Em reconstrução, a vida voltava a entrar nos eixos dos países guerrilheiros. Joe Gatjens, ainda no Haiti, não via possibilidade de se sustentar apenas do futebol. Resolveu partir para a terra do Tio Sam, após ganhar uma bolsa de estudos do governo haitiano na Columbia University para estudar contabilidade. Foi então que justamente o Brookhattan surgiu na vida de Joe: ele ingressou no clube de futebol e trabalhava no restaurante do dono do clube. Não há informações se ele conseguiu o emprego como jogador ou lavador de pratos primeiro, mas eventualmente se tornou um dos destaques da equipe que buscava reconquistar o título americano. Fez catorze gols na época de estreia, dez na seguinte e em 1949/50 foi artilheiro da ASL com 18 tentos. O sucesso chamou atenção de Walter Bahr, jogador da seleção e filho de alemães, que sugeriu a convocação a Bill Jeffrey, treinador da equipe nacional. Gaetjens havia jogado duas partidas pela seleção do Haiti em 1944, mas as naturalizações eram bem flexíveis na época, o que deu a chance de ser convocado para uma campanha histórica onde marcou seu nome.
Antes do haitiano Joe Gaetjens, Jeffrey, que contava com uma seleção semiamadora, resolveu pinçar outros jogadores estrangeiros que estavam pelo país, como o escocês McIlvenny, o belga Maca e o polonês Wolanin, que acabaram sendo titulares na Copa de 1950. A iniciativa dessa adesão veio muito pelas derrotas acachapantes contra o México nas Eliminatórias.
A estreia da USMNT foi contra a Espanha, na Vila Capanema, em Curitiba. La Furia era favorita demais para o jogo, mas sofreu para furar a forte retranca que abriu o placar com Pariani, logo no início da partida. O sufoco espanhol “prejudicou” o jogo de Gaetjens, que teve que ajudar na defesa, mesmo sendo atacante e vivendo em uma época tática diferente. Aos 80 minutos, a Espanha empatou e o cansaço (ou desânimo) abateu os estadunidenses. Os espanhóis marcaram outros dois gols nos cinco minutos seguintes. Apesar da derrota, os EUA saíram satisfeitos de campo, sentindo uma competitividade na equipe, muito pelo quarteto estrangeiro.
A zebra histórica
Em uma Copa do Mundo, a geopolítica sempre está presente, e assim não seria diferente no ‘clássico’ do colonizador contra o colonizado: Inglaterra x Estados Unidos. O jogo tinha duas barbadas nas casas apostas: vitória ou goleada da Inglaterra!

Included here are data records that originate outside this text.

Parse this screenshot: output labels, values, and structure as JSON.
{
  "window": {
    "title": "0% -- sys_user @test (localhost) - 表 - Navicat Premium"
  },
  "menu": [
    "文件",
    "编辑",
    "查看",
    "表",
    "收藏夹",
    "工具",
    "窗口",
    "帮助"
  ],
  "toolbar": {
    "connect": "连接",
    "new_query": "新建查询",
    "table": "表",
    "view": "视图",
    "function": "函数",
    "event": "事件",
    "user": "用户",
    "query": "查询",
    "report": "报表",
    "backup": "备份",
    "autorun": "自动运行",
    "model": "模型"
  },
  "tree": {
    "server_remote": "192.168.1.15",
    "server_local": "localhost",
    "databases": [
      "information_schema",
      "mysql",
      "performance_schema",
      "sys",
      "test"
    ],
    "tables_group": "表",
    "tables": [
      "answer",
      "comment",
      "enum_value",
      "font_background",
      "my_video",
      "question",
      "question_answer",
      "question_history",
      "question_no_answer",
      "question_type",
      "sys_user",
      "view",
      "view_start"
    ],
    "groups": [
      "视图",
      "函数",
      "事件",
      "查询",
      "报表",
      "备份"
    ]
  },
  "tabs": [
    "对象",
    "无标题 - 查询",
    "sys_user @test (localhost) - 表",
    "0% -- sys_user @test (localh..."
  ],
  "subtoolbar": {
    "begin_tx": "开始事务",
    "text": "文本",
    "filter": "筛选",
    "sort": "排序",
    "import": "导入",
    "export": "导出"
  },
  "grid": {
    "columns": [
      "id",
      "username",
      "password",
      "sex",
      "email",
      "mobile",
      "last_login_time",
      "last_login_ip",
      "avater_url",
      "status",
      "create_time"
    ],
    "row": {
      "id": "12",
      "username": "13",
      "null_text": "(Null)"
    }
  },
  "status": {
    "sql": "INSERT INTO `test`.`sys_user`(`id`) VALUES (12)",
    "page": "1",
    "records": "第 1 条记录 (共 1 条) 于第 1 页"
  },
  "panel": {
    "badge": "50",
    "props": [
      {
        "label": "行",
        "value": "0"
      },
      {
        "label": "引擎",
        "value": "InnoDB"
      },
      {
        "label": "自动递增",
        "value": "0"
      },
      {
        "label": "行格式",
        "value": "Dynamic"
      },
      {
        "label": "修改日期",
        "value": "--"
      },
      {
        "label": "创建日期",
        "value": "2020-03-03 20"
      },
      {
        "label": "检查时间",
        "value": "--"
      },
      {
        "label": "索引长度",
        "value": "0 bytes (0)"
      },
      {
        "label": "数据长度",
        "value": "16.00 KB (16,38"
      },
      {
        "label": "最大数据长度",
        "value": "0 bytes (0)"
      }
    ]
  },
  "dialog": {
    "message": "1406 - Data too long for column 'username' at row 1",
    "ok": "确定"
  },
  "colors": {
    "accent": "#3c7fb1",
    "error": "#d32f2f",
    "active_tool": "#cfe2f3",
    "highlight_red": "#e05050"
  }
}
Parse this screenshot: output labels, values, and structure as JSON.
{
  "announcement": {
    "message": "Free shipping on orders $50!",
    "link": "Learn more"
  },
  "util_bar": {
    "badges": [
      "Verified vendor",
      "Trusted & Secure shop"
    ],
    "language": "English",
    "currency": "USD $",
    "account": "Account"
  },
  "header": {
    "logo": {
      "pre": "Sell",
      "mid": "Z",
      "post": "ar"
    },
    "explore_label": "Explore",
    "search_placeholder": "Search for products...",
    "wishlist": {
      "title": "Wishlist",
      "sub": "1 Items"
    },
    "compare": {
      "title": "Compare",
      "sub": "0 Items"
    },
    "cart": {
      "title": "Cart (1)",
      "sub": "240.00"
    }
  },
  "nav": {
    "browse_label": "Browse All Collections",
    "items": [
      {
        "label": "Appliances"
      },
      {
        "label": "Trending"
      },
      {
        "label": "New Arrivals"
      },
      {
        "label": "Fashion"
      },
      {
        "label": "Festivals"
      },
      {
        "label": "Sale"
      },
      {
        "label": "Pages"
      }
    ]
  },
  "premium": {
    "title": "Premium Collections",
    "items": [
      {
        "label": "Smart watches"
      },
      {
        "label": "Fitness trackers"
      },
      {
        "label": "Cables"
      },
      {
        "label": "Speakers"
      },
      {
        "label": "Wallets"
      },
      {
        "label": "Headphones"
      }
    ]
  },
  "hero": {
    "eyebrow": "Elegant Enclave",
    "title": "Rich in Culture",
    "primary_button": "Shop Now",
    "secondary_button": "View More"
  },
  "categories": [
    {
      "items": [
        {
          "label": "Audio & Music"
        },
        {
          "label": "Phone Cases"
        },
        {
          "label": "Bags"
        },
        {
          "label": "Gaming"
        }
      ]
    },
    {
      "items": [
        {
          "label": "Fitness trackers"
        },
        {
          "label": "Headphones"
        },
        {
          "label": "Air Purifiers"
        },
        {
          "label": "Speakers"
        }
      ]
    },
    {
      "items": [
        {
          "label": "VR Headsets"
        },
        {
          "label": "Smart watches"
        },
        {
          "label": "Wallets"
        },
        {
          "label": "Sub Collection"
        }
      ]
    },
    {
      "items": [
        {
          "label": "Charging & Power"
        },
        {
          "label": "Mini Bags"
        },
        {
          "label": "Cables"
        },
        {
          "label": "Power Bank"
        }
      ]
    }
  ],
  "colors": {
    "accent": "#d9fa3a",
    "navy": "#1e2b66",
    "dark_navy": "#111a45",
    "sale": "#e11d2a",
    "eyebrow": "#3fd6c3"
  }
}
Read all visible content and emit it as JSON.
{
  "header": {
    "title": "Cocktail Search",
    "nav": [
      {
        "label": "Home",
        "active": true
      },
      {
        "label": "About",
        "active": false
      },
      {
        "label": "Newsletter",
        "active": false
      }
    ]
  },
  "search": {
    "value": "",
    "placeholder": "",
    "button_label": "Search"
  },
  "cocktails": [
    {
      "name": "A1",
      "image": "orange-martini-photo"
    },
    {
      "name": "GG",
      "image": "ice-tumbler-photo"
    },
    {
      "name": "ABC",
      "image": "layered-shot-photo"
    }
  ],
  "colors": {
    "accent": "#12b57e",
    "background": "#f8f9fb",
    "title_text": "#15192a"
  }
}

Doze mil pessoas compareceram ao estádio Independência, em Belo Horizonte, para ver os ingleses em campo, os inventores do futebol. Havia também, claro, a curiosidade sobre o que veriam da equipe da América do Norte. O jogo começou sem ninguém controlando a partida de maneira incisiva, com a Inglaterra sem pressa e os Estados Unidos com todo time atrás da linha do meio-campo. Gaetjens e companhia queriam uma chance para tentar finalizar. Defenderam muito e eis que a oportunidade surgiu, como descreve Max Gehringer no fascículo 4 do especial da Revista Placar, “A saga da Jules Rimet – As histórias das Copas de 1930 a 1970”: “O médio McIlvenny, quase na linha do meio do campo, cobrou um lateral para Bahr. Pressionado, ele levantou a bola na direção da área adversária e Willians saiu para defender, observado pelo zagueiro Ramsey. Foi quando o haitiano Gaetjens atirou-se sem medo e, com um toque de cabeça e alguma sorte, desviou-a das mãos do goleiro”. O haitiano que nasceu dois meses antes da primeira partida oficial da seleção americana marcou o nome nas Copas. Nem mesmo a pressão inglesa conseguiu desfazer a que para muitos é a maior zebra das histórias dos Mundiais. Toda essa questão alheia ao campo, aumentou o status da partida. Ao apito final do italiano Generoso Datillo, o gramado do Independência foi tomado pelos mineiros presentes, carregando os novos heróis nos ombros. Entre eles, Joe Gaetjens, que vivia o êxtase da sua vida. O ponto de partida para novas aventuras.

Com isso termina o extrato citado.